Preparing for an Ultramarathon

The George Blumenthal professor of political economics and a professor of international and public affairs at Columbia University, Dr. Sharyn O’Halloran has worked in the political science field for more than a quarter of a century. Outside of academia, Dr. Sharyn O’Halloran is an avid runner. She has completed several half and full marathons and recently ran a 60K ultramarathon.

Preparing for an ultramarathon takes time and dedication, especially if the race will be a runner’s first ultramarathon. Increasing running distance is an important part of training for an ultramarathon. While experienced marathoners may already be familiar with longer runs, new runners will need to gradually work their way up. Completing the full race length three to four times before the actual race is also important. Instead of doing the full length in a single day, however, it is best to complete two back-to-back long runs that add up to the total time. This gives runners a basic idea of where they need to improve without fully exhausting the body and mind.

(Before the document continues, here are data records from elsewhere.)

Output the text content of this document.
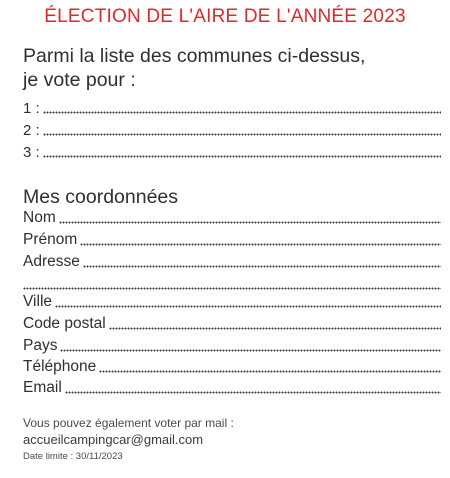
ÉLECTION DE L'AIRE DE L'ANNÉE 2023
Parmi la liste des communes ci-dessus,
je vote pour :
1 :
2 :
3 :
Mes coordonnées
Nom
Prénom
Adresse
Ville
Code postal
Pays
Téléphone
Email
Vous pouvez également voter par mail :
accueilcampingcar@gmail.com
Date limite : 30/11/2023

Since ultramarathons are so long, runners must learn to keep themselves comfortable and hydrated during the run. Although there are aid stations set up along ultramarathon courses, they may not be interspersed enough throughout the course for runners to stay strong. Bringing a hydration pack can be extremely helpful for this. Further, runners may place drop bags along the race that contain food and other nutrition items, and they should practice going through these packs quickly and efficiently to ensure valuable time is not wasted. Additionally, certain clothing items may not be as comfortable during the longer run, so testing out different garments while training can be helpful.